The "parking lot" is the idea that a single parking lot could satisfy multiple organizations. Say, for example, that a Chick-fil-A, an office building and a church share a single parking lot. The Chick-fil-A and office building do not require parking on Sundays, while the church only requires significant parking on Sundays.

Instead of the Chick-fil-A, the office building and the church all having their own parking to match their peak necessity, they can coordinate and share a single parking lot. By mixing use so that multiple groups can use a single resource, everyone saves money, space and time. "Thousands are served, more efficiently," Crowley said.

When asked if this will ever actually happen, "...water shortages will drive trends in the right direction. A sustainable infrastructure implies mixed use," Crowley said.

When Dr. Crowley began to talk about the current state of transportation in America, his most significant point became apparent. "The automobile took over the country," Crowley said. "Look at the differences between new automobile cities and older pre-automobile cities."

Pre-automobile cities, such as New York, Boston and most large cities in Europe have better mass transit systems and are more concentrated. Cities like Atlanta, Phoenix or Los Angeles, on the other hand, have less developed public transportation and suffer from urban sprawl.

"Automobiles prevent density and encourage sprawl," Crowley said. Density is an idea that Dr. Crowley emphasizes just as strongly as mixed use. Denser populations require less space, less pipes, less cars and ultimately less resources to be sustained.

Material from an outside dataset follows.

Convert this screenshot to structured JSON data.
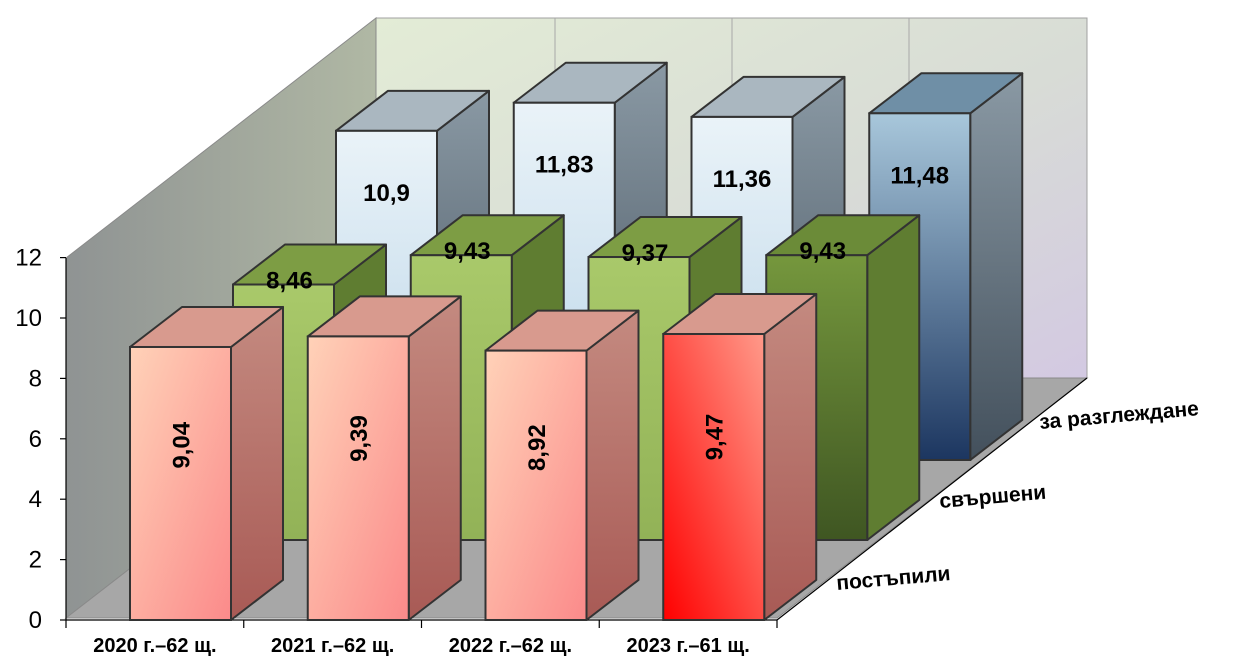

"Automobiles also prevent rail development," Dr. Crowley said. He suggests that rails are only efficient in dense areas, such as London or New York. As cars prevent density, they prevent rails. He also accuses the current tax system as being ruinous for transportation as a whole.

Gas taxes are volume-based, not value-based. "This is fatal...construction costs rise hugely. At the same time, we want more miles per gallon, giving less money to highway systems," Crowley said.

Finally, Dr. Crowley talked about the obstacles barring change. Everything from habits and skepticism to trucking lobbyists and the American Automobile Association try to prevent change. "They would lose money, and they don't like it," Crowley said.

He also emphasized that scarcity could promote a more efficient infrastructure. His last slide showed a sketch of a car driving away in the distance. "It's a car, hopefully driving off a cliff into the setting sun," Crowley said.

During a question-and-answer session after his presentation, Dr. Crowley responded to several key issues. One student asked whether larger pipes will contribute to urban sprawl. "Well, yes. And it takes a benevolent dictator to control it," Crowley said.

A benevolent dictator is a person, or a council of people, that are willing to control the expansion and construction of the infrastructure in a town.

When asked where the leadership will come from, Crowley said, "It is going to happen. It's just a matter of when...not everywhere at first, but it will start somewhere. And that's all that it takes."

In conclusion, Crowley explained the largest obstacle: lag time. "It's all about money...and if it takes 15 years before they make any money, it won't happen," Crowley said.

Companies think of establishing efficient infrastructure as a gamble. Just like the company constructing a hotel would take years to get out of debt, converting to a denser, rail-driven infrastructure would take years to make any revenue.

Yet Dr. Crowley asserts that there would be revenue. Land near rail hubs would skyrocket in value. People would begin to accept the new methods of transportation.

"For example, MARTA is a good beginning. It's got a long way to go, but it's a good beginning. And that's all that it takes," Crowley said.